Auditors: M/s. Haribhakti & Co., LLP, Chartered Accountants, serve as the Statutory Auditors. M/s Saxena & Saxena, Chartered Accountants, appointed as Branch Auditor for Lucknow. M/s AKP & Associates re-appointed as Secretarial Auditor.

Compliance and Reporting: The Board confirms compliance with the code of conduct. The company ensures service of notices and reports to members through electronic mode (Go Green Initiative). Directors Responsibility Statement is included. There were no qualifications, reservations, adverse remarks, or disclaimers in the audit reports.

  • No instances of fraud were reported by auditors.

Related Party Transactions: All related party transactions are placed before the Audit Committee for approval and conducted at arm's length and in the ordinary course of business.

Deposits and Investor Protection: The company did not accept any deposits from the public. Unpaid or unclaimed amounts have been transferred to the Investor Education and Protection Fund.

Corporate Social Responsibility (CSR): The Company spent Rs. 140.00 lacs on CSR activities against a requirement of Rs. 138.69 lacs. CSR activities are primarily in healthcare, carried out through the Narinder Mohan Foundation.

Internal Control System: An adequate internal control system is in place. A Vigil Mechanism has been established.

Human Resource: Employee relations remained cordial.

Listing: The company's shares are listed on the Calcutta Stock Exchange.

Management Discussion and Analysis (MD&A): Economic outlook for India is positive. The company is channeling efforts into customer development and aims for customer excellence. The company recognizes regulatory risks and commodity cost inflation as concerns. Opportunities include demographics and rising disposable incomes. Key performance indicators such as Revenue from Operations increased to 192992.27, however, some sectors like Beer segment registered a decline.

Corporate Governance: The Company is committed to sound corporate governance practices.

Risk Management: The Company has laid down procedures to inform Board Members about the risk assessment and minimization procedures.

Secretarial Audit Report (Annexure I): Conducted by M/s AKP & Associates. The report provides an opinion that the Company has complied with statutory provisions, including The Companies Act, 2013, Securities Contracts (Regulation) Act, 1956, The Depositories Act, 1996, and Foreign Exchange Management Act, 1999, among others. The Board of Directors of the Company is duly constituted with a proper balance of Executive Directors, Non-Executive Directors, Independent Directors and Woman Director. The auditor has placed several qualifications related to internal systems and controls, reliance on management explanations, and the need for corrective measures, especially where Directors are interested parties being Common Director.

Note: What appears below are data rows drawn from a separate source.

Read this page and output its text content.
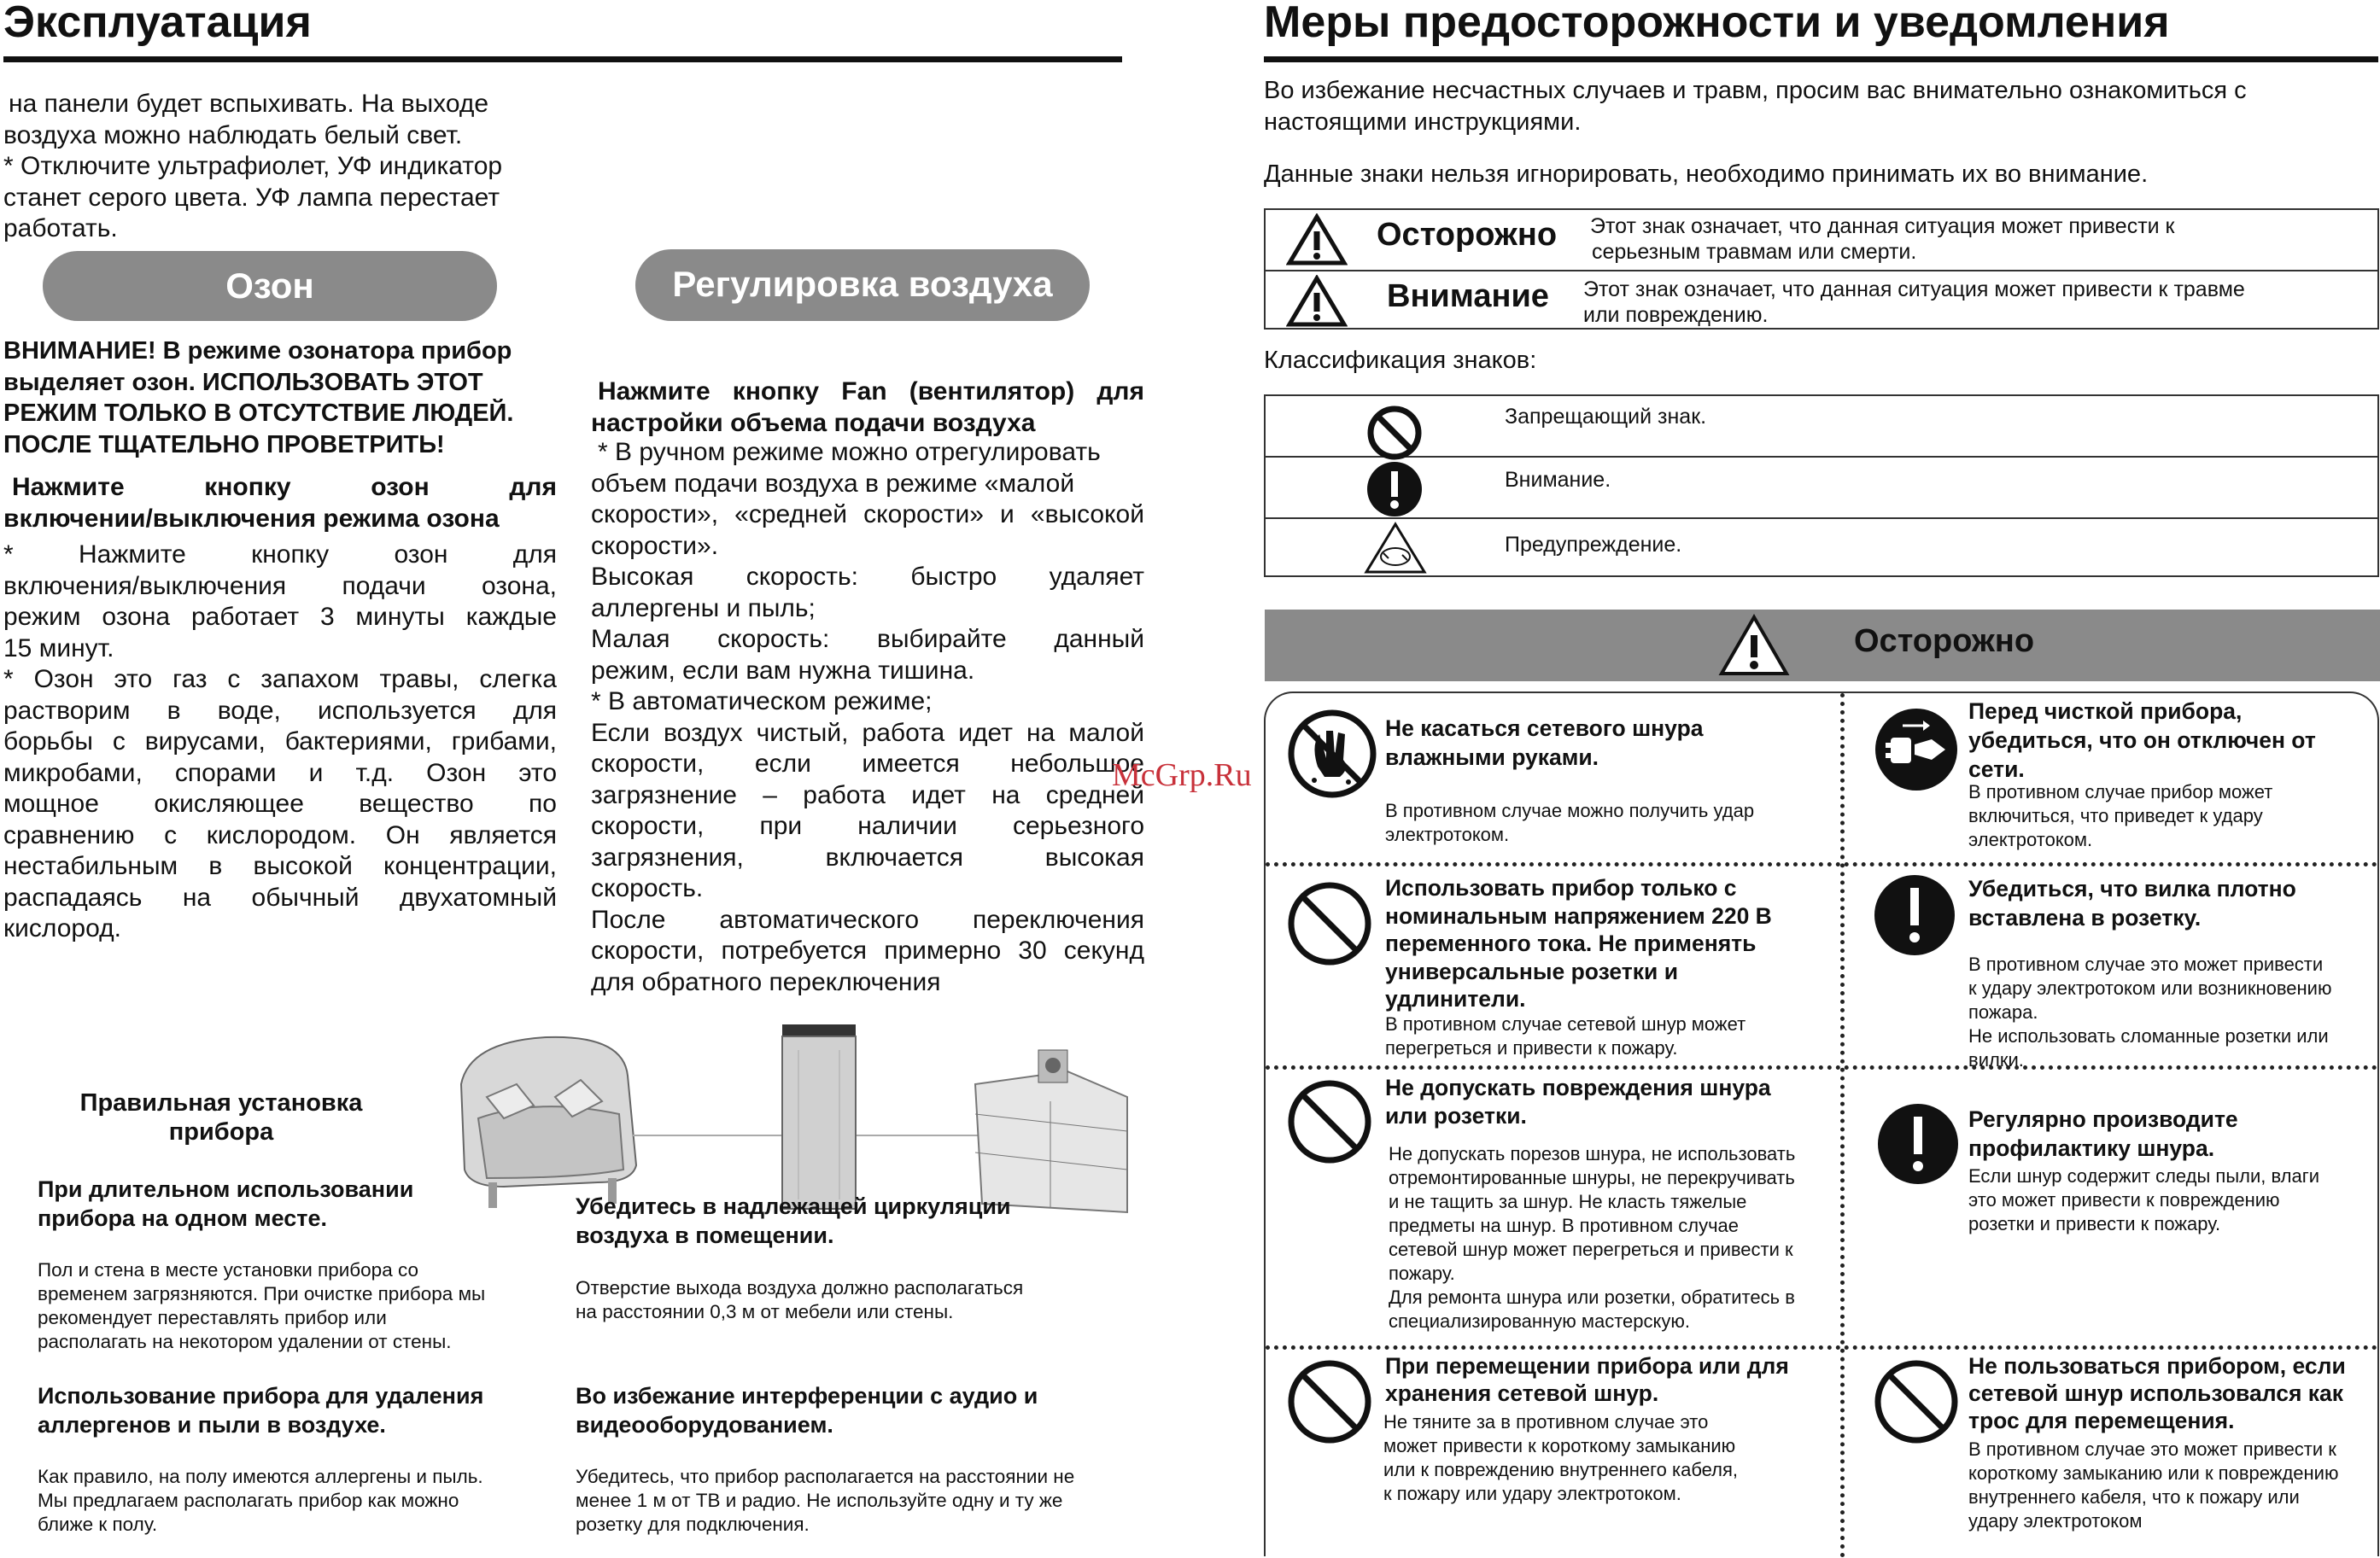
Эксплуатация
на панели будет вспыхивать. На выходе
воздуха можно наблюдать белый свет.
* Отключите ультрафиолет, УФ индикатор
станет серого цвета. УФ лампа перестает
работать.
Озон	Регулировка воздуха
ВНИМАНИЕ! В режиме озонатора прибор
выделяет озон. ИСПОЛЬЗОВАТЬ ЭТОТ
РЕЖИМ ТОЛЬКО В ОТСУТСТВИЕ ЛЮДЕЙ.
ПОСЛЕ ТЩАТЕЛЬНО ПРОВЕТРИТЬ!
Нажмите кнопку озон для
включении/выключения режима озона
* Нажмите кнопку озон для
включения/выключения подачи озона,
режим озона работает 3 минуты каждые
15 минут.
* Озон это газ с запахом травы, слегка
растворим в воде, используется для
борьбы с вирусами, бактериями, грибами,
микробами, спорами и т.д. Озон это
мощное окисляющее вещество по
сравнению с кислородом. Он является
нестабильным в высокой концентрации,
распадаясь на обычный двухатомный
кислород.
Нажмите кнопку Fan (вентилятор) для
настройки объема подачи воздуха
* В ручном режиме можно отрегулировать
объем подачи воздуха в режиме «малой
скорости», «средней скорости» и «высокой
скорости».
Высокая скорость: быстро удаляет
аллергены и пыль;
Малая скорость: выбирайте данный
режим, если вам нужна тишина.
* В автоматическом режиме;
Если воздух чистый, работа идет на малой
скорости, если имеется небольшое
загрязнение – работа идет на средней
скорости, при наличии серьезного
загрязнения, включается высокая
скорость.
После автоматического переключения
скорости, потребуется примерно 30 секунд
для обратного переключения
Правильная установка
прибора
При длительном использовании
прибора на одном месте.
Пол и стена в месте установки прибора со
временем загрязняются. При очистке прибора мы
рекомендует переставлять прибор или
располагать на некотором удалении от стены.
Использование прибора для удаления
аллергенов и пыли в воздухе.
Как правило, на полу имеются аллергены и пыль.
Мы предлагаем располагать прибор как можно
ближе к полу.
Убедитесь в надлежащей циркуляции
воздуха в помещении.
Отверстие выхода воздуха должно располагаться
на расстоянии 0,3 м от мебели или стены.
Во избежание интерференции с аудио и
видеооборудованием.
Убедитесь, что прибор располагается на расстоянии не
менее 1 м от ТВ и радио. Не используйте одну и ту же
розетку для подключения.
McGrp.Ru
Меры предосторожности и уведомления
Во избежание несчастных случаев и травм, просим вас внимательно ознакомиться с
настоящими инструкциями.
Данные знаки нельзя игнорировать, необходимо принимать их во внимание.
Осторожно Этот знак означает, что данная ситуация может привести к
серьезным травмам или смерти.
Внимание Этот знак означает, что данная ситуация может привести к травме
или повреждению.
Классификация знаков:
Запрещающий знак.
Внимание.
Предупреждение.
Осторожно
Не касаться сетевого шнура
влажными руками.
В противном случае можно получить удар
электротоком.
Перед чисткой прибора,
убедиться, что он отключен от
сети.
В противном случае прибор может
включиться, что приведет к удару
электротоком.
Использовать прибор только с
номинальным напряжением 220 В
переменного тока. Не применять
универсальные розетки и
удлинители.
В противном случае сетевой шнур может
перегреться и привести к пожару.
Убедиться, что вилка плотно
вставлена в розетку.
В противном случае это может привести
к удару электротоком или возникновению
пожара.
Не использовать сломанные розетки или
вилки.
Не допускать повреждения шнура
или розетки.
Не допускать порезов шнура, не использовать
отремонтированные шнуры, не перекручивать
и не тащить за шнур. Не класть тяжелые
предметы на шнур. В противном случае
сетевой шнур может перегреться и привести к
пожару.
Для ремонта шнура или розетки, обратитесь в
специализированную мастерскую.
Регулярно производите
профилактику шнура.
Если шнур содержит следы пыли, влаги
это может привести к повреждению
розетки и привести к пожару.
При перемещении прибора или для
хранения сетевой шнур.
Не тяните за в противном случае это
может привести к короткому замыканию
или к повреждению внутреннего кабеля,
к пожару или удару электротоком.
Не пользоваться прибором, если
сетевой шнур использовался как
трос для перемещения.
В противном случае это может привести к
короткому замыканию или к повреждению
внутреннего кабеля, что к пожару или
удару электротоком
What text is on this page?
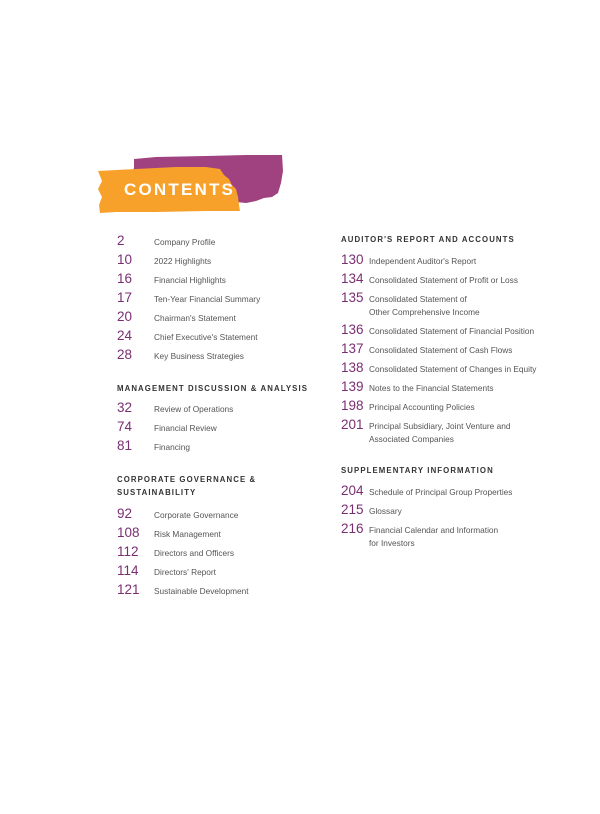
CONTENTS
2	Company Profile
10	2022 Highlights
16	Financial Highlights
17	Ten-Year Financial Summary
20	Chairman's Statement
24	Chief Executive's Statement
28	Key Business Strategies
MANAGEMENT DISCUSSION & ANALYSIS
32	Review of Operations
74	Financial Review
81	Financing
CORPORATE GOVERNANCE &
SUSTAINABILITY
92	Corporate Governance
108	Risk Management
112	Directors and Officers
114	Directors' Report
121	Sustainable Development
AUDITOR'S REPORT AND ACCOUNTS
130 Independent Auditor's Report
134 Consolidated Statement of Profit or Loss
135 Consolidated Statement of
Other Comprehensive Income
136 Consolidated Statement of Financial Position
137 Consolidated Statement of Cash Flows
138 Consolidated Statement of Changes in Equity
139 Notes to the Financial Statements
198 Principal Accounting Policies
201 Principal Subsidiary, Joint Venture and
Associated Companies
SUPPLEMENTARY INFORMATION
204 Schedule of Principal Group Properties
215 Glossary
216 Financial Calendar and Information
for Investors
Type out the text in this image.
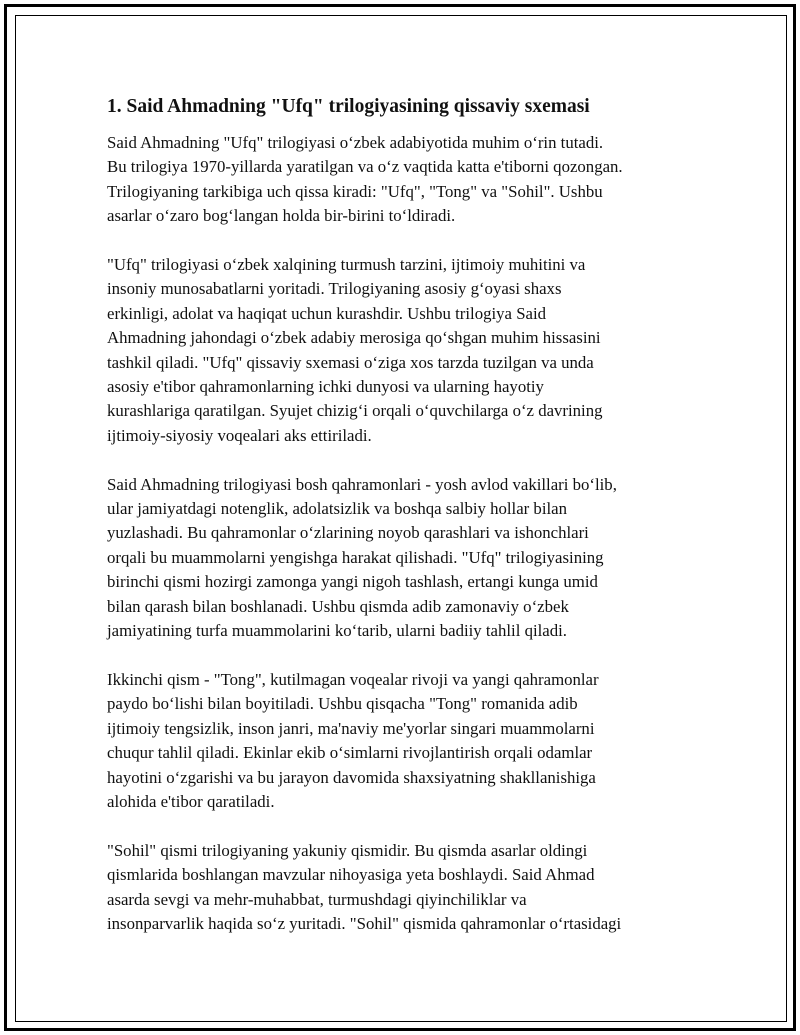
1. Said Ahmadning "Ufq" trilogiyasining qissaviy sxemasi

Said Ahmadning "Ufq" trilogiyasi o‘zbek adabiyotida muhim o‘rin tutadi.
Bu trilogiya 1970-yillarda yaratilgan va o‘z vaqtida katta e'tiborni qozongan.
Trilogiyaning tarkibiga uch qissa kiradi: "Ufq", "Tong" va "Sohil". Ushbu
asarlar o‘zaro bog‘langan holda bir-birini to‘ldiradi.

"Ufq" trilogiyasi o‘zbek xalqining turmush tarzini, ijtimoiy muhitini va
insoniy munosabatlarni yoritadi. Trilogiyaning asosiy g‘oyasi shaxs
erkinligi, adolat va haqiqat uchun kurashdir. Ushbu trilogiya Said
Ahmadning jahondagi o‘zbek adabiy merosiga qo‘shgan muhim hissasini
tashkil qiladi. "Ufq" qissaviy sxemasi o‘ziga xos tarzda tuzilgan va unda
asosiy e'tibor qahramonlarning ichki dunyosi va ularning hayotiy
kurashlariga qaratilgan. Syujet chizig‘i orqali o‘quvchilarga o‘z davrining
ijtimoiy-siyosiy voqealari aks ettiriladi.

Said Ahmadning trilogiyasi bosh qahramonlari - yosh avlod vakillari bo‘lib,
ular jamiyatdagi notenglik, adolatsizlik va boshqa salbiy hollar bilan
yuzlashadi. Bu qahramonlar o‘zlarining noyob qarashlari va ishonchlari
orqali bu muammolarni yengishga harakat qilishadi. "Ufq" trilogiyasining
birinchi qismi hozirgi zamonga yangi nigoh tashlash, ertangi kunga umid
bilan qarash bilan boshlanadi. Ushbu qismda adib zamonaviy o‘zbek
jamiyatining turfa muammolarini ko‘tarib, ularni badiiy tahlil qiladi.

Ikkinchi qism - "Tong", kutilmagan voqealar rivoji va yangi qahramonlar
paydo bo‘lishi bilan boyitiladi. Ushbu qisqacha "Tong" romanida adib
ijtimoiy tengsizlik, inson janri, ma'naviy me'yorlar singari muammolarni
chuqur tahlil qiladi. Ekinlar ekib o‘simlarni rivojlantirish orqali odamlar
hayotini o‘zgarishi va bu jarayon davomida shaxsiyatning shakllanishiga
alohida e'tibor qaratiladi.

"Sohil" qismi trilogiyaning yakuniy qismidir. Bu qismda asarlar oldingi
qismlarida boshlangan mavzular nihoyasiga yeta boshlaydi. Said Ahmad
asarda sevgi va mehr-muhabbat, turmushdagi qiyinchiliklar va
insonparvarlik haqida so‘z yuritadi. "Sohil" qismida qahramonlar o‘rtasidagi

Form AOC – 2 (Annexure II): Disclosures of particulars of contracts and arrangements entered into by the Company with related parties. Transactions with Mohan Zupack Ltd., Mohan Rocky Springwater Breweries Pvt. Ltd., Trade Links Private Limited and National Cereals Products Ltd are listed, showing the nature, duration and salient terms of the agreements.

Annexure-III: Disclosure as per Rule 5 (2) of the Companies (Appointment and Remuneration of Managerial Personnel) Rules, 2014

Annexure V: Details on Conservation of Energy, Technology Absorption and Foreign Exchange Earnings & Outgo

Annexure VI: Annual Report on Corporate Social Responsibility (CSR) Activities Cautionary Statement: The report contains forward-looking statements, which are subject to risks and uncertainties.